UK engineering contractors increase 68% in five years

Posted on Thursday, October 19, 2017 by The MSS teamNo comments



The engineering sector has seen an interesting phenomenon over the past five years – a huge rise in the number of contractors.

Figures obtained by Nixon Williams, an accountancy provider for freelancers and contractors, show an increase from 32,911 in 2011 to 55,393 in 2016 – that’s a rise of 68.3 per cent.

During the same period, the number of employees in the engineering sector increased by less than one per cent, from 203,000 to 205,000.

So, why has this happened? And what are the implications?

It’s true there has been a move towards more self-employment across the whole economy in recent years, but that’s at a much lower level than we’re seeing in engineering: from 2011 to 2016, those registered as self-employed have risen from around 3.97 million to 4.67 million. A 17.5 per cent increase is a significant jump for sure, but it’s a fraction of the rise in the engineering sector.

Nixon Williams, which obtained the figures from the Office of National Statistics (ONS), suggests: “Contracting is increasingly becoming a career and lifestyle choice. Where there may previously have been uncertainty and doubt, there is no longer the same risk of being out of work.
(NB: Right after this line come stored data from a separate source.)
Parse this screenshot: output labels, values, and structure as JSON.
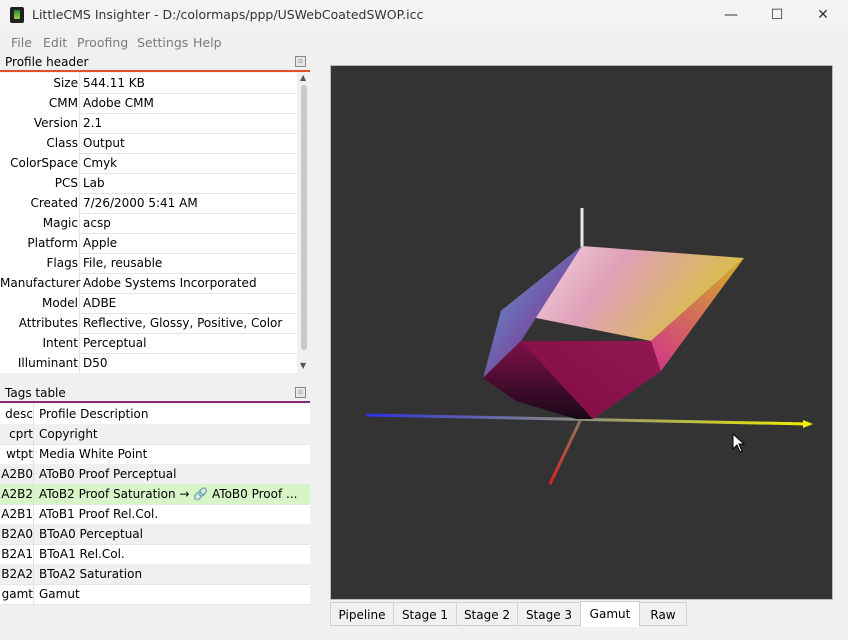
{
  "window": {
    "title": "LittleCMS Insighter - D:/colormaps/ppp/USWebCoatedSWOP.icc",
    "buttons": {
      "minimize": "—",
      "maximize": "☐",
      "close": "✕"
    }
  },
  "menu": [
    {
      "label": "File"
    },
    {
      "label": "Edit"
    },
    {
      "label": "Proofing"
    },
    {
      "label": "Settings"
    },
    {
      "label": "Help"
    }
  ],
  "profile_header": {
    "title": "Profile header",
    "accent_color": "#e0522d",
    "rows": [
      {
        "key": "Size",
        "value": "544.11 KB"
      },
      {
        "key": "CMM",
        "value": "Adobe CMM"
      },
      {
        "key": "Version",
        "value": "2.1"
      },
      {
        "key": "Class",
        "value": "Output"
      },
      {
        "key": "ColorSpace",
        "value": "Cmyk"
      },
      {
        "key": "PCS",
        "value": "Lab"
      },
      {
        "key": "Created",
        "value": "7/26/2000 5:41 AM"
      },
      {
        "key": "Magic",
        "value": "acsp"
      },
      {
        "key": "Platform",
        "value": "Apple"
      },
      {
        "key": "Flags",
        "value": "File, reusable"
      },
      {
        "key": "Manufacturer",
        "value": "Adobe Systems Incorporated"
      },
      {
        "key": "Model",
        "value": "ADBE"
      },
      {
        "key": "Attributes",
        "value": "Reflective, Glossy, Positive, Color"
      },
      {
        "key": "Intent",
        "value": "Perceptual"
      },
      {
        "key": "Illuminant",
        "value": "D50"
      }
    ]
  },
  "tags_table": {
    "title": "Tags table",
    "accent_color": "#8a2a7a",
    "selected_color": "#d8f5c8",
    "rows": [
      {
        "key": "desc",
        "value": "Profile Description"
      },
      {
        "key": "cprt",
        "value": "Copyright"
      },
      {
        "key": "wtpt",
        "value": "Media White Point"
      },
      {
        "key": "A2B0",
        "value": "AToB0 Proof Perceptual"
      },
      {
        "key": "A2B2",
        "value": "AToB2 Proof Saturation → 🔗 AToB0 Proof ...",
        "selected": true
      },
      {
        "key": "A2B1",
        "value": "AToB1 Proof Rel.Col."
      },
      {
        "key": "B2A0",
        "value": "BToA0 Perceptual"
      },
      {
        "key": "B2A1",
        "value": "BToA1 Rel.Col."
      },
      {
        "key": "B2A2",
        "value": "BToA2 Saturation"
      },
      {
        "key": "gamt",
        "value": "Gamut"
      }
    ]
  },
  "view_tabs": [
    {
      "label": "Pipeline"
    },
    {
      "label": "Stage 1"
    },
    {
      "label": "Stage 2"
    },
    {
      "label": "Stage 3"
    },
    {
      "label": "Gamut",
      "active": true
    },
    {
      "label": "Raw"
    }
  ],
  "viewport": {
    "background": "#333333",
    "content": "gamut-3d-solid"
  }
}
“Businesses may be turning to contractors as a solution as contractors provide a more flexible and cost-effective solution to the permanent workforce.”

Although those who are self-employed can expect to miss out on employee benefits such as paid holiday, sick leave, and a company pension, the firm suggests that the higher take-home pay could be a significant incentive for engineers to switch to self-employment, and that the extra money could make up for any gaps between projects, enabling contractors to pick and choose their work.

The ONS defines someone as self-employed if they run their business for themselves and take responsibility for its success or failure. They may be a sole trader, in a partnership (with one or more other people), or an owner of a limited liability company.

Although engineering is still dominated by men, this self-employment option – in its various forms - seems to be disproportionately attractive to women: those latest figures show 3.2 per cent of engineering contractors are women (1,784) compared to 2.4 per cent in 2011 (800).

Nixon Williams suggests that contracting is particularly suited to women who may have childcare responsibilities. Unlike employees, contractors can decide not to work during school holidays, and may also have more flexibility over their working hours and even their location.

The Engineer quotes Nixon Williams’ CEO Derek Kelly as saying: “There are more women in engineering in both permanent and temporary roles, but the increasing proportion of contractors who are women is particularly significant as contractors tend to earn more than their permanent counterparts, which suggests that the pay gap between men and women in the engineering sector is likely to be narrowing.”